I would probably have expected this to be called "high reverse isolation amplifier".
"Reverse isolation" measurements will be at the nominal expected impedance though. A S12 measurement for gain and S21 for reverse isolation. I.e. A high reverse isolation amplifier What you use in a receiver on a mixer input, if you were trying to minimize LO leakage to the antenna. It definitely is providing isolation, but I don't think "Reverse isolation" is the right term, especially since is providing a constant impedance forward and reverse.
First, you have S12 and S21 mixed up. S21 is the gain, S12 is the reverse isolation.
This amplifier would ideally be a "Unilateral amplifer:"
https://en.wikipedia.org/wiki/Amplifier#Unilateral_or_bilateralAn amplifier whose output exhibits no feedback to its input side is described as 'unilateral'. The input impedance of a unilateral amplifier is independent of load, and output impedance is independent of signal source impedance.
In terms of S-parameters, a unilateral amplifier is one with S12=0. There is no path from the output back to the input.
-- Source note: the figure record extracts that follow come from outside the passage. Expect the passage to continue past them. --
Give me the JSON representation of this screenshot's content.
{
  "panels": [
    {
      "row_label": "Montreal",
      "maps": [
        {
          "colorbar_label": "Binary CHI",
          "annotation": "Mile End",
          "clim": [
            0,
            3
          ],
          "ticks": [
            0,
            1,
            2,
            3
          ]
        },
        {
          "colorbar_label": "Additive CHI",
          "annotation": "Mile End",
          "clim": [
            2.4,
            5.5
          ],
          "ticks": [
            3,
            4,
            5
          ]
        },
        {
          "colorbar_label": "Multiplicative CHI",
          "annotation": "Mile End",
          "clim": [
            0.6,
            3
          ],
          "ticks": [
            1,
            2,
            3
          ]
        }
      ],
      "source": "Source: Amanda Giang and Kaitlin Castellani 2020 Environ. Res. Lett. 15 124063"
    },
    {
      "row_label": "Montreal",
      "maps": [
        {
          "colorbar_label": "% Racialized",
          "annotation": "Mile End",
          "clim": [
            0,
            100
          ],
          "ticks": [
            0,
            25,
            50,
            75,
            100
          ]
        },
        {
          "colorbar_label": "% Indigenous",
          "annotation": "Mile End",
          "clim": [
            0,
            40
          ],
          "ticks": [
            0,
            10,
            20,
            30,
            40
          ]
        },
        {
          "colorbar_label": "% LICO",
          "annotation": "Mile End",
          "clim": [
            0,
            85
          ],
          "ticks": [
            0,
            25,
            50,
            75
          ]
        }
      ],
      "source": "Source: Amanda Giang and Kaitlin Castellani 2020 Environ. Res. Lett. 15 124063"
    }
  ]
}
So it has infinite reverse isolation.
For the input to be sensitive to the output, changing the load will change the load reflection coefficient. If there is no path back to the input, this change cannot be seen on the input and the input impedance does not change.
Similarly, if the source reflection coefficient changes. S22 is measured by injecting power into the output port and measuring the reflection. If there is no path in the reverse direction back to the input port, then the a change of source impedance cannot be seen on the output.
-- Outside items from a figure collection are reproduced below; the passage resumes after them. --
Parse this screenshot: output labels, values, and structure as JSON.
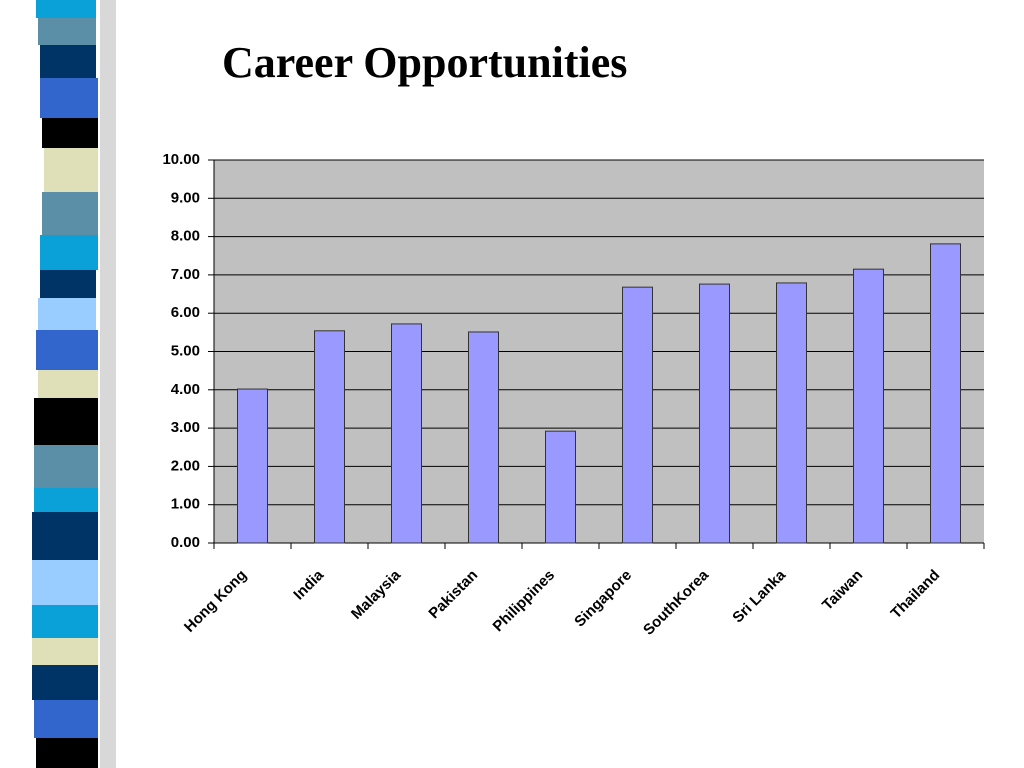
{
  "chart_data": {
    "type": "bar",
    "title": "Career Opportunities",
    "categories": [
      "Hong Kong",
      "India",
      "Malaysia",
      "Pakistan",
      "Philippines",
      "Singapore",
      "SouthKorea",
      "Sri Lanka",
      "Taiwan",
      "Thailand"
    ],
    "values": [
      4.02,
      5.54,
      5.72,
      5.51,
      2.92,
      6.68,
      6.76,
      6.79,
      7.15,
      7.81
    ],
    "color": "#9999ff",
    "ylim": [
      0,
      10
    ],
    "yticks": [
      {
        "value": 0,
        "label": "0.00"
      },
      {
        "value": 1,
        "label": "1.00"
      },
      {
        "value": 2,
        "label": "2.00"
      },
      {
        "value": 3,
        "label": "3.00"
      },
      {
        "value": 4,
        "label": "4.00"
      },
      {
        "value": 5,
        "label": "5.00"
      },
      {
        "value": 6,
        "label": "6.00"
      },
      {
        "value": 7,
        "label": "7.00"
      },
      {
        "value": 8,
        "label": "8.00"
      },
      {
        "value": 9,
        "label": "9.00"
      },
      {
        "value": 10,
        "label": "10.00"
      }
    ],
    "grid": true
  }
}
It's all explained in detail in the classic app note from HP,
"S-Parameter Techniques for Faster, More Accurate Network Design":
http://www.hparchive.com/Application_Notes/HP-AN-95-1.pdfThe first equations on page 11 show that if S12 = 0, S11 and S22 do not change with load or source impedance.
Here's another good old HP app note "S-parameter design":
http://www.sss-mag.com/pdf/AN154.pdfSo a high reverse isolation amplifier is a "termination insensitive amplifier". (Of course the gain, output power, noise figure will all still be sensitive to termination. That's why I don't much like the name "termination insensitive".)